Sneha Bhat and James Thomas, Theoreticus Prime vs Praktikertron
There is a perceived tension between theory and practice, and between theorists and practitioners. In this talk, we will propose and illustrate using a practical example that practice generates data and theory is the data which we care about. Rather than focusing on theory over practice or practice over theory, a choice of theory, practice, or both is driven by the data needed for a particular task and contextual factors.
James Coombes, Testing with no testing qualification.
If you want to become a software tester without doing a formal qualification is that possible? I will ask is there any correlation between quality of testers and those that have been on a course and have certification like ISTQB? Should this ever be part of anyone's recruitment criteria?
Aleksander Simic, The alternation
Am I more practical or theoretical person? Do I find the theory helpful? Do I know when and how to apply it? How do I learn by doing? These are some of the question I'll try to answer based on the recent events.

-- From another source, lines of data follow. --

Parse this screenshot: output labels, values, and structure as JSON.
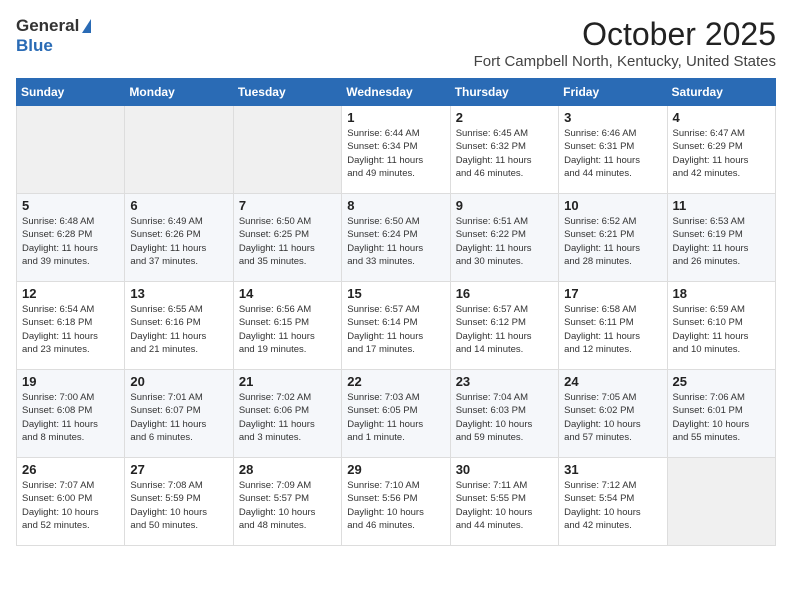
{
  "header": {
    "logo_general": "General",
    "logo_blue": "Blue",
    "month_title": "October 2025",
    "location": "Fort Campbell North, Kentucky, United States"
  },
  "calendar": {
    "days_of_week": [
      "Sunday",
      "Monday",
      "Tuesday",
      "Wednesday",
      "Thursday",
      "Friday",
      "Saturday"
    ],
    "weeks": [
      [
        {
          "day": "",
          "info": ""
        },
        {
          "day": "",
          "info": ""
        },
        {
          "day": "",
          "info": ""
        },
        {
          "day": "1",
          "info": "Sunrise: 6:44 AM\nSunset: 6:34 PM\nDaylight: 11 hours\nand 49 minutes."
        },
        {
          "day": "2",
          "info": "Sunrise: 6:45 AM\nSunset: 6:32 PM\nDaylight: 11 hours\nand 46 minutes."
        },
        {
          "day": "3",
          "info": "Sunrise: 6:46 AM\nSunset: 6:31 PM\nDaylight: 11 hours\nand 44 minutes."
        },
        {
          "day": "4",
          "info": "Sunrise: 6:47 AM\nSunset: 6:29 PM\nDaylight: 11 hours\nand 42 minutes."
        }
      ],
      [
        {
          "day": "5",
          "info": "Sunrise: 6:48 AM\nSunset: 6:28 PM\nDaylight: 11 hours\nand 39 minutes."
        },
        {
          "day": "6",
          "info": "Sunrise: 6:49 AM\nSunset: 6:26 PM\nDaylight: 11 hours\nand 37 minutes."
        },
        {
          "day": "7",
          "info": "Sunrise: 6:50 AM\nSunset: 6:25 PM\nDaylight: 11 hours\nand 35 minutes."
        },
        {
          "day": "8",
          "info": "Sunrise: 6:50 AM\nSunset: 6:24 PM\nDaylight: 11 hours\nand 33 minutes."
        },
        {
          "day": "9",
          "info": "Sunrise: 6:51 AM\nSunset: 6:22 PM\nDaylight: 11 hours\nand 30 minutes."
        },
        {
          "day": "10",
          "info": "Sunrise: 6:52 AM\nSunset: 6:21 PM\nDaylight: 11 hours\nand 28 minutes."
        },
        {
          "day": "11",
          "info": "Sunrise: 6:53 AM\nSunset: 6:19 PM\nDaylight: 11 hours\nand 26 minutes."
        }
      ],
      [
        {
          "day": "12",
          "info": "Sunrise: 6:54 AM\nSunset: 6:18 PM\nDaylight: 11 hours\nand 23 minutes."
        },
        {
          "day": "13",
          "info": "Sunrise: 6:55 AM\nSunset: 6:16 PM\nDaylight: 11 hours\nand 21 minutes."
        },
        {
          "day": "14",
          "info": "Sunrise: 6:56 AM\nSunset: 6:15 PM\nDaylight: 11 hours\nand 19 minutes."
        },
        {
          "day": "15",
          "info": "Sunrise: 6:57 AM\nSunset: 6:14 PM\nDaylight: 11 hours\nand 17 minutes."
        },
        {
          "day": "16",
          "info": "Sunrise: 6:57 AM\nSunset: 6:12 PM\nDaylight: 11 hours\nand 14 minutes."
        },
        {
          "day": "17",
          "info": "Sunrise: 6:58 AM\nSunset: 6:11 PM\nDaylight: 11 hours\nand 12 minutes."
        },
        {
          "day": "18",
          "info": "Sunrise: 6:59 AM\nSunset: 6:10 PM\nDaylight: 11 hours\nand 10 minutes."
        }
      ],
      [
        {
          "day": "19",
          "info": "Sunrise: 7:00 AM\nSunset: 6:08 PM\nDaylight: 11 hours\nand 8 minutes."
        },
        {
          "day": "20",
          "info": "Sunrise: 7:01 AM\nSunset: 6:07 PM\nDaylight: 11 hours\nand 6 minutes."
        },
        {
          "day": "21",
          "info": "Sunrise: 7:02 AM\nSunset: 6:06 PM\nDaylight: 11 hours\nand 3 minutes."
        },
        {
          "day": "22",
          "info": "Sunrise: 7:03 AM\nSunset: 6:05 PM\nDaylight: 11 hours\nand 1 minute."
        },
        {
          "day": "23",
          "info": "Sunrise: 7:04 AM\nSunset: 6:03 PM\nDaylight: 10 hours\nand 59 minutes."
        },
        {
          "day": "24",
          "info": "Sunrise: 7:05 AM\nSunset: 6:02 PM\nDaylight: 10 hours\nand 57 minutes."
        },
        {
          "day": "25",
          "info": "Sunrise: 7:06 AM\nSunset: 6:01 PM\nDaylight: 10 hours\nand 55 minutes."
        }
      ],
      [
        {
          "day": "26",
          "info": "Sunrise: 7:07 AM\nSunset: 6:00 PM\nDaylight: 10 hours\nand 52 minutes."
        },
        {
          "day": "27",
          "info": "Sunrise: 7:08 AM\nSunset: 5:59 PM\nDaylight: 10 hours\nand 50 minutes."
        },
        {
          "day": "28",
          "info": "Sunrise: 7:09 AM\nSunset: 5:57 PM\nDaylight: 10 hours\nand 48 minutes."
        },
        {
          "day": "29",
          "info": "Sunrise: 7:10 AM\nSunset: 5:56 PM\nDaylight: 10 hours\nand 46 minutes."
        },
        {
          "day": "30",
          "info": "Sunrise: 7:11 AM\nSunset: 5:55 PM\nDaylight: 10 hours\nand 44 minutes."
        },
        {
          "day": "31",
          "info": "Sunrise: 7:12 AM\nSunset: 5:54 PM\nDaylight: 10 hours\nand 42 minutes."
        },
        {
          "day": "",
          "info": ""
        }
      ]
    ]
  }
}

Karo Stoltzenburg, Are Your Lights On?
Theory over practice or practice over theory? I won't give you a definite answer to apply (always! in every context!), but rather would like to invite you to explore the question itself with me. We can look into the definitions of theory and practice, wonder what our stakeholders might be, think about analogies in testing activities and question which problem we're trying to solve here.
Alan Wallace, Practice over training or training over practice?
I’m a competitive Masters swimmer. Swimming is pretty much entirely learnt by doing, most often when we are children. Adults are hard to teach to swim partly because they want to understand the theory, but like riding a bike I can’t really explain to you how to balance your body even if I can tell you the basic mechanics of how a particular swimming stroke works. So, we don’t really spend much time on theory, but we do a lot of time practising skills in the form of training for comparatively brief periods where we are actually competing and try to ensure all that training wasn’t for nothing. Whereas in the work place, my experience has been that we spend most of our time competing. We try to fit in some learning theory, but very rarely do we spend time training. Is this ok? Should we spend more time training?
Milosz Wasilewsk, Theory and practice moving from waterfall to agile
The talk is based on my experience when producing software for mobile phones. It will deal with idea of changing the software development paradigm from waterfall to agile. I will try to compare assumptions and outcome of the change. Social aspect of the change will also be discussed.